As far as the ex…well I think we all have stories about relationships gone bad and the after math. It’s good that you are standing up for yourself, especially if she constantly takes advantage of the situation. I think for your benefit though you need to realize that you won’t be able to change this woman so you do need to be the bigger person. There have been times, let me tell you, that I wished I could just scream my head off at DH’s ex or say, “screw it you take the responsibility,” but in reality I can’t do that because I might gain something from it while the children will loose out. Mixed familes ALWAYS have to put the children’s needs and happiness first. I think that you should try to keep the two children together as much as possible so that they equally feel loved and supported. I think if you change your thinking to surround one like that then maybe you might feel better about the whole situation. I know it certainly has helped to shift my feelings from anger and frustration to acceptance…and sometimes even pity.

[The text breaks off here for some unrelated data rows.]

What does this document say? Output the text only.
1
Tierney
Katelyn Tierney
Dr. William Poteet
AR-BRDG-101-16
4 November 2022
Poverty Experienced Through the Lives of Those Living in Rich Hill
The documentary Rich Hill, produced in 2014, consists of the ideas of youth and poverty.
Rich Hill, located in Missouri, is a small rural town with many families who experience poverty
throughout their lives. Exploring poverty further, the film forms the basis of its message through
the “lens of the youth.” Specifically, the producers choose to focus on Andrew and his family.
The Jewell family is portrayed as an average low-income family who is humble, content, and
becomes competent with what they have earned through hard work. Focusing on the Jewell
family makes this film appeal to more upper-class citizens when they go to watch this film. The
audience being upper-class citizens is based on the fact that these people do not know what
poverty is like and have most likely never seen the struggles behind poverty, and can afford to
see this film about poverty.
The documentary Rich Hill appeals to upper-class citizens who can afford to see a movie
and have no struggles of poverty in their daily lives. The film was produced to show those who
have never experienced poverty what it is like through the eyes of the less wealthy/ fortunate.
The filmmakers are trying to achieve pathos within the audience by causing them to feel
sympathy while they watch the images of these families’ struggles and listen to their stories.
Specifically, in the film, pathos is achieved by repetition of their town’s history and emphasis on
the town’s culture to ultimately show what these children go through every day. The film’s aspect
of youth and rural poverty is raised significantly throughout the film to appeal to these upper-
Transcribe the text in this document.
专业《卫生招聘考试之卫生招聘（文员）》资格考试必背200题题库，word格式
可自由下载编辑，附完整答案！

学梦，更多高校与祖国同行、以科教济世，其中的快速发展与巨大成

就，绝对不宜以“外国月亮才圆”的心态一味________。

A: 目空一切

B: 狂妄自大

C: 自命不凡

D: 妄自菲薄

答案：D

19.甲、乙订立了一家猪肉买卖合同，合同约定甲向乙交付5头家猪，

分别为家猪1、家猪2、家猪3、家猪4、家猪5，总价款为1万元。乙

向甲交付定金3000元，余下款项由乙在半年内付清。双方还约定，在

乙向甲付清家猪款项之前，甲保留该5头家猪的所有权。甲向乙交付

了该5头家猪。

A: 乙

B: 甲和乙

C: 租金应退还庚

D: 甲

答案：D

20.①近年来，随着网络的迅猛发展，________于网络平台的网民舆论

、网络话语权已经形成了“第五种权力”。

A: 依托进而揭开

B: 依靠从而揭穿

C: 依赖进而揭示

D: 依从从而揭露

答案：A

Try to make the best of your situation. You have the power to make you and your family happy despite this woman so remember that. Stay positive 🙂

Post # 14
Member
3866 posts
Honey bee
  • Wedding: April 2012

All I’m gonna say is think about the kids.  

If you take one but not the other, that’s gonna make the KIDS question why brother went with your Fiance and sister had to stay with grandparents.  And vice versa.  ESPECIALLY if these two live together.

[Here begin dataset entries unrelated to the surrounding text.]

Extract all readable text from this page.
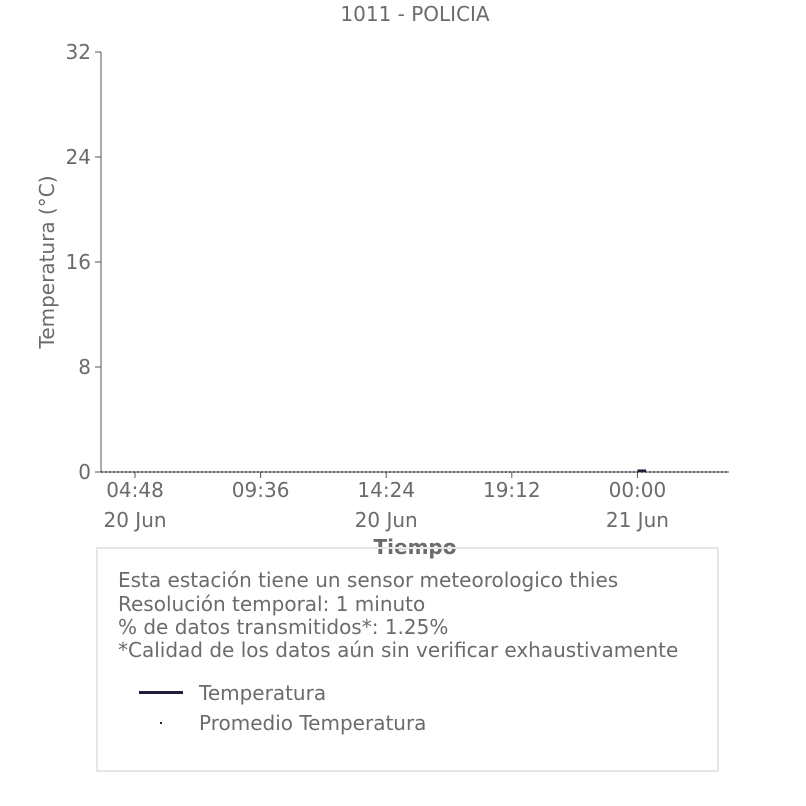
1011 - POLICIA
0
8
16
24
32
04:48
20 Jun
09:36	14:24
20 Jun
19:12	00:00
21 Jun
Tiempo
Temperatura (°C)
Esta estación tiene un sensor meteorologico thies
Resolución temporal: 1 minuto
% de datos transmitidos*: 1.25%
*Calidad de los datos aún sin verificar exhaustivamente
Temperatura
Promedio Temperatura
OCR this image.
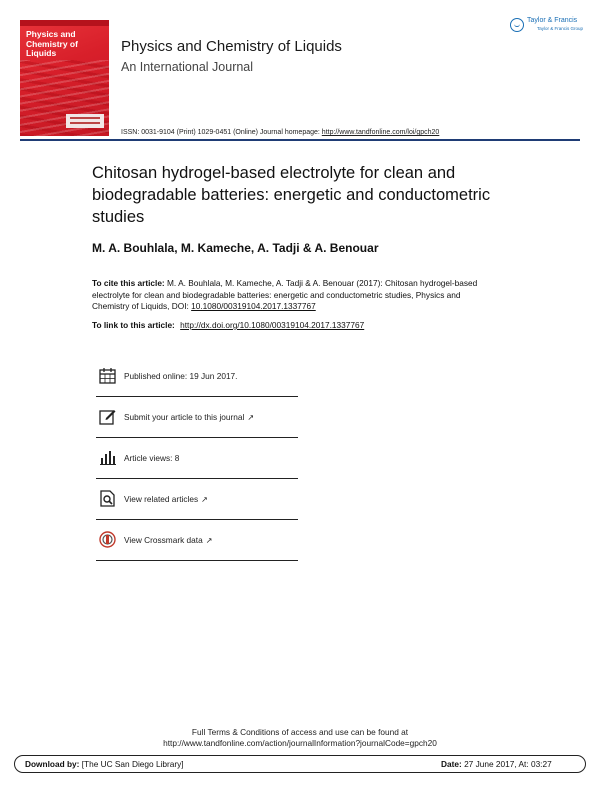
Physics and Chemistry of Liquids	Physics and Chemistry of Liquids
An International Journal
Taylor & Francis
Taylor & Francis Group
ISSN: 0031-9104 (Print) 1029-0451 (Online) Journal homepage: http://www.tandfonline.com/loi/gpch20
Chitosan hydrogel-based electrolyte for clean and biodegradable batteries: energetic and conductometric studies
M. A. Bouhlala, M. Kameche, A. Tadji & A. Benouar
To cite this article: M. A. Bouhlala, M. Kameche, A. Tadji & A. Benouar (2017): Chitosan hydrogel-based electrolyte for clean and biodegradable batteries: energetic and conductometric studies, Physics and Chemistry of Liquids, DOI: 10.1080/00319104.2017.1337767
To link to this article: http://dx.doi.org/10.1080/00319104.2017.1337767
Published online: 19 Jun 2017.
Submit your article to this journal ↗
Article views: 8
View related articles ↗
View Crossmark data ↗
Full Terms & Conditions of access and use can be found at
http://www.tandfonline.com/action/journalInformation?journalCode=gpch20
Download by: [The UC San Diego Library]	Date: 27 June 2017, At: 03:27
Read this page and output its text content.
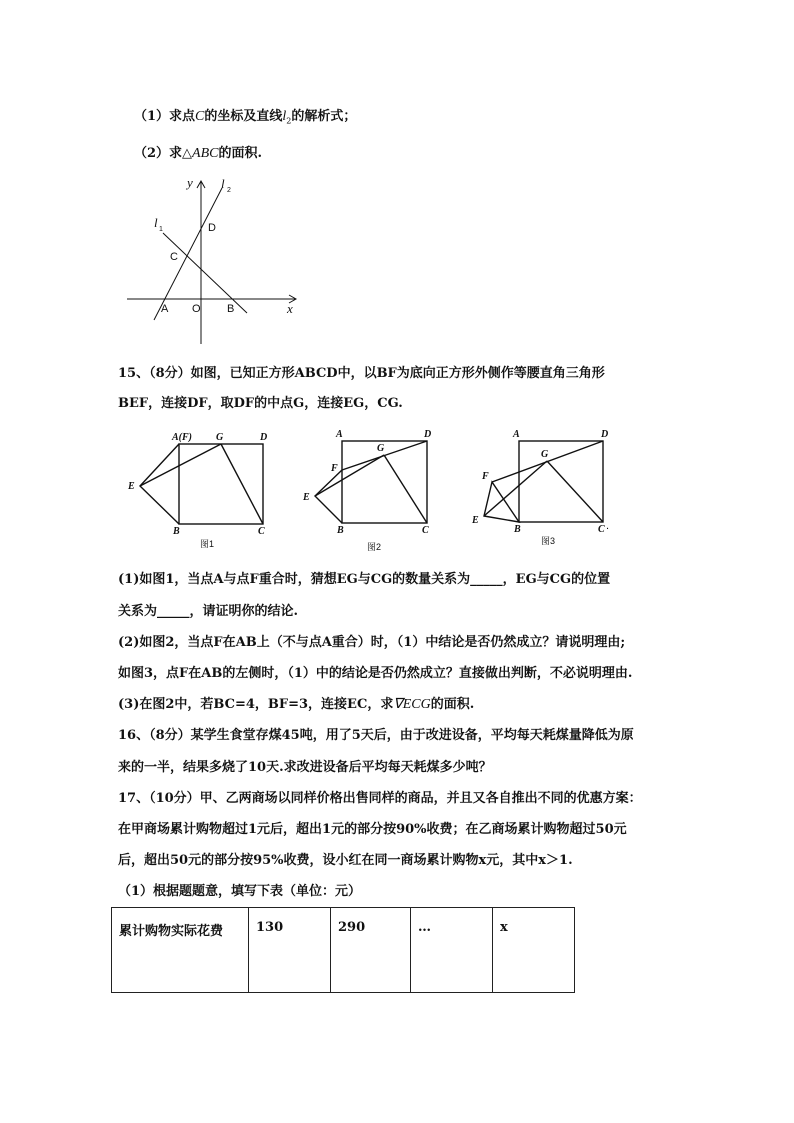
（1）求点C的坐标及直线$l_2$的解析式；
（2）求△ABC的面积.
y
x
l 2
l 1	D
C
A O B
15、（8分）如图，已知正方形ABCD中，以BF为底向正方形外侧作等腰直角三角形
BEF，连接DF，取DF的中点G，连接EG，CG.
A(F) G	D
E
B	C
图1
A	D
G
F
E
B	C
图2
A	D
G
F
E
B	C .
图3
(1)如图1，当点A与点F重合时，猜想EG与CG的数量关系为_____，EG与CG的位置
关系为_____，请证明你的结论.
(2)如图2，当点F在AB上（不与点A重合）时，（1）中结论是否仍然成立？请说明理由;
如图3，点F在AB的左侧时，（1）中的结论是否仍然成立？直接做出判断，不必说明理由.
(3)在图2中，若BC=4，BF=3，连接EC，求∇ECG的面积.
16、（8分）某学生食堂存煤45吨，用了5天后，由于改进设备，平均每天耗煤量降低为原
来的一半，结果多烧了10天.求改进设备后平均每天耗煤多少吨？
17、（10分）甲、乙两商场以同样价格出售同样的商品，并且又各自推出不同的优惠方案：
在甲商场累计购物超过1元后，超出1元的部分按90%收费；在乙商场累计购物超过50元
后，超出50元的部分按95%收费，设小红在同一商场累计购物x元，其中x＞1.
（1）根据题题意，填写下表（单位：元）
累计购物实际花费	130	290	…	x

I’m not saying you’re wrong, at all.  YOU have to make the choice for you.

All I’m asking is to consider IF the little ones will understand why they’re being split up.  And remember, kids have amazing memories, even if they ARE selective.  

I assure you, my son would be questioning WHY his little sister wasn’t with him and wouldn’t really understand WHY YOU made that decision.  

If you’re not going to keep both, I’d suggest letting grandma and grandpa keep both.  

Post # 15
Member
3866 posts
Honey bee
  • Wedding: April 2012

@Wannabe-diy-bride: lol, that’s why kids prefer their GRANDPARENTS over their parents! fewer rules and more “freedom” to do what they want!  (We all know grandparents spoil the kids rotten and let ’em get away with murder.)

Sounds like the kids NEED to be grounded and at three, that’s when they REALLY need it…and even more as they get older until they can be trusted to make the right decisions more often than not.

Sorry you’ve gotta deal with this and I really hope you can come to good solution for everyone involved.  My kids are 4 years apart, so they can be REAL handfuls at times!